When Gordon appeared in court the Assistant District Attorney downgraded the assault charge from a felony to a misdemeanor. At the hearing police alleged that Gordon was standing on a mailbox in front of the Kress store and yelling that a Negro boy had been murdered in the store at the time Young moved to arrest him. It was when Young pulled him down from that perch that Gordon allegedly assaulted him. Lists of the injured variously described the injuries Young suffered as “cuts on hands” (New York Daily News; New York Evening Journal), “lacerations of right hand” (New York Herald Tribune), and "bruised on the hand" (New York American) – not serious enough injuries to justify a felony charge. The New York Herald Tribune reported Young received medical treatment at the scene, but he does not appear in the hospital records, as the other officers injured around this time do.

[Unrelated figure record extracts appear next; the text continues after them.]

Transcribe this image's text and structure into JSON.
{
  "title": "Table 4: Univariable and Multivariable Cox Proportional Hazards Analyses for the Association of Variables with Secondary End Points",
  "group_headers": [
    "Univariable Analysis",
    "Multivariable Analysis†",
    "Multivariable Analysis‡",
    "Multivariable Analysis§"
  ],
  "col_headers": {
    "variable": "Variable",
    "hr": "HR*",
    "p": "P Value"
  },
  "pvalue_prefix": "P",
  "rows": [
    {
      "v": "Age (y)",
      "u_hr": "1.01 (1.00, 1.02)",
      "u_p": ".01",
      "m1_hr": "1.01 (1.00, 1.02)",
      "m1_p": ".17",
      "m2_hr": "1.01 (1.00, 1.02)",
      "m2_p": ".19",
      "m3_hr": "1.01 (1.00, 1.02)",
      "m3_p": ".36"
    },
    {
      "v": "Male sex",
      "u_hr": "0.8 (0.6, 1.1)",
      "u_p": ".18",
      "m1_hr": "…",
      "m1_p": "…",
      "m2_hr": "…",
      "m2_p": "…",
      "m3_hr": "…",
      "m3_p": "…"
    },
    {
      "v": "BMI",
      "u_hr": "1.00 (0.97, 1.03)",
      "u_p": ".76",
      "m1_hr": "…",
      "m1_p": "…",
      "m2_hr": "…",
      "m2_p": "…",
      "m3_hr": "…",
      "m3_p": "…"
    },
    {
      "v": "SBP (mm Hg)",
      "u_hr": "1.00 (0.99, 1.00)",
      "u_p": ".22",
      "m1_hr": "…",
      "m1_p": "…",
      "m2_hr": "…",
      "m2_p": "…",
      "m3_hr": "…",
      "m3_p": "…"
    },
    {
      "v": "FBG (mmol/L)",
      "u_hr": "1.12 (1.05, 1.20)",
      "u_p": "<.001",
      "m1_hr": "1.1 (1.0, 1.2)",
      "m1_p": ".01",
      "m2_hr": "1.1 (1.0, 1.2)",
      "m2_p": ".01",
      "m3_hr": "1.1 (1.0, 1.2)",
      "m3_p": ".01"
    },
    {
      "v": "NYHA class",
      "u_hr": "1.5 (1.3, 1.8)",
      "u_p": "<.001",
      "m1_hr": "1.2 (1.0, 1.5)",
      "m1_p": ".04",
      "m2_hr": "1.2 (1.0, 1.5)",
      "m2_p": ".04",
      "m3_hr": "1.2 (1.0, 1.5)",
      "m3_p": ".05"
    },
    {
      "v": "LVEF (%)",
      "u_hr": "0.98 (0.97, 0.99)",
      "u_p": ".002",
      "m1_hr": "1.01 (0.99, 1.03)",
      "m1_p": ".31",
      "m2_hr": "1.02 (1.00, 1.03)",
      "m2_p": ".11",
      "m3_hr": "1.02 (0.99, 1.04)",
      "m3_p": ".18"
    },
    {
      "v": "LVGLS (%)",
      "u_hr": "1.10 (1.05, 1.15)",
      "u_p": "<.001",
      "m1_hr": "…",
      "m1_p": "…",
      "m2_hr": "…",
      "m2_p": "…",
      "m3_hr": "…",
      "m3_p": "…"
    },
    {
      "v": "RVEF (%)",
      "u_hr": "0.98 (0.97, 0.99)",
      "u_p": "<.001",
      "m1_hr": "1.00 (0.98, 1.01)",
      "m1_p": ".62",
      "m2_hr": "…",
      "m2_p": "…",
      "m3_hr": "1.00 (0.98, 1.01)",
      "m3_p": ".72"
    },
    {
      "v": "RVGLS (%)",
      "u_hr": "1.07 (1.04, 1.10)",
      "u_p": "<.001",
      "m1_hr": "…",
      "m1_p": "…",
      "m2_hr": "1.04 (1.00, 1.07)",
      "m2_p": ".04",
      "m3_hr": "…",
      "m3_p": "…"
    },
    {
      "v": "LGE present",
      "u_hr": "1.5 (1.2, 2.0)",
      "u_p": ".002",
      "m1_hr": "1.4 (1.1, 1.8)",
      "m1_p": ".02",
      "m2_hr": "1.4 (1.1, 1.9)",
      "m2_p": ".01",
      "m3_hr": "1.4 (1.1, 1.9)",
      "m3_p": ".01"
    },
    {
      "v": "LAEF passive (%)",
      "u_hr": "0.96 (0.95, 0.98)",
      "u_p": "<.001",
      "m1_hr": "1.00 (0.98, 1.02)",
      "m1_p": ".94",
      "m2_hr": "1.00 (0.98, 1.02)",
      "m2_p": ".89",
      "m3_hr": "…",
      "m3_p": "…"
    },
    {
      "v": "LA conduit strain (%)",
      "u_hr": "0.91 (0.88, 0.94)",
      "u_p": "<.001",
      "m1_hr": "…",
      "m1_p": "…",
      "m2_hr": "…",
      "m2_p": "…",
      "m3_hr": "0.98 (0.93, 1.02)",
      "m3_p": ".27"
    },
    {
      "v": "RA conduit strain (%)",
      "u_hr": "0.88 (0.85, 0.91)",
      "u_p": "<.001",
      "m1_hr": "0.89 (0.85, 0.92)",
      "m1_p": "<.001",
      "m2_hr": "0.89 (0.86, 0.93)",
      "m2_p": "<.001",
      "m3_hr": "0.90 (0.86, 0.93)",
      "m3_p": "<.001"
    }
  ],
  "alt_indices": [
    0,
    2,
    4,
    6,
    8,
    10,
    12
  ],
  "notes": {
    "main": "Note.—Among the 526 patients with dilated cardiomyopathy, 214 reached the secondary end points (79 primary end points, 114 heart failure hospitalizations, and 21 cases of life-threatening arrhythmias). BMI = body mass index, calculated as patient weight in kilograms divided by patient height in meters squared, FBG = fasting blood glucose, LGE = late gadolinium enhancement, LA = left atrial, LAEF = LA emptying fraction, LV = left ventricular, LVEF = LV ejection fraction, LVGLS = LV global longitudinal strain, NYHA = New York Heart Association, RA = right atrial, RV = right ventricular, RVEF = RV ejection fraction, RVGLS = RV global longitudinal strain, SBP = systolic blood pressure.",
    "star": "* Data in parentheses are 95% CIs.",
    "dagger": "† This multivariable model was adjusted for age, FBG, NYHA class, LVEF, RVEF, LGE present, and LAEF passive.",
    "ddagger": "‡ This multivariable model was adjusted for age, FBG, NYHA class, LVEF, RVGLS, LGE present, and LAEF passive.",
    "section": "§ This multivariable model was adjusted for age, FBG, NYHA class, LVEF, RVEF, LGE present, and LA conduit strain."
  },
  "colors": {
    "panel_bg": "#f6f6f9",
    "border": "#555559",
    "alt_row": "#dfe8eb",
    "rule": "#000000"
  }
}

Several days later, testifying on the first day of the hearings held by the MCCH, Louise Thompson contradicted Young’s account of Gordon’s arrest. She declared that Gordon did “nothing” while being “brutally beaten by two large Policemen.” Gordon himself later appeared at the hearings to not only deny that he had assaulted Young but to charge the officer had hit him from behind with the night stick, and continued to beat him during the car journey to the precinct and the booking, and again later while he was a prisoner. In his testimony Gordon denied being part of a protest in front of Kress’, claiming instead he was a passerby who climbed the lamppost to urge the crowd to disperse. However, other evidence suggests that he likely had some connection with the group, as he identified himself at the hearings as a member of the National Student League, another Communist-led group - and only the Daily Worker, the Communist Party paper, could locate and interview him.

Gordon is mentioned in most coverage of the disorder. Both the Hearst newspapers, the New York Evening News, New York American and the Daily Mirror, and DA William Dodge focused particular attention on the involvement of Communists and the possibility that they had instigated the disorder, the alleged assault on Young does not feature prominently in that reporting.

The available sources offer conflicting information on these events, The Mayor’s Commission report describes two different speakers being arrested in front of Kress’ store without naming either, with the first speaker arrested after someone threw an object that smashed one of the store windows, and the second later dragged down from a lamppost across the street. That account is in line with the New York Times and the charges police made, but the New York Times and New York Age both report that Young was injured later in the disorder, at the rear of Kress’ store at the same time as three other officers not during the arrest of the four alleged Communists  – but both stories rely on elements contradicted by other sources. The New York Times omits Gordon from the group arrested in front of the store whereas all the other sources confirm he was arrested then. The New York Herald Tribune included Young in its list of injured police in similar terms as the officers assaulted on 124th Street, including reporting that Young received medical treatment, but he does not appear in the hospital records as those other officers do, but is making another arrest around four hours later, at 10.10 PM. In a separate story on the same day the Herald Tribune also includes Gordon in a list of those arrested, accused of assaulting Young while speaking in front of the store. So while it is possible that Young could have arrested Gordon and returned to be part of the clashes on 124th Street, it appears more likely that the stories mistakenly lumped him in with the group of officers injured then.

Gordon appeared in the Harlem Magistrates Court on March 20, shortly after the other white men arrested at the start of the disorder. The clerk initially recorded the charge against him as felonious assault, but later struck that out and wrote "Red[uced] to Simple Assault misd[emeanor]." Magistrate Renaud remanded him to reappear on the March 25, and then again to March 27, before transferring his case to the Court of Special Sessions.

[That court later discharged Gordon].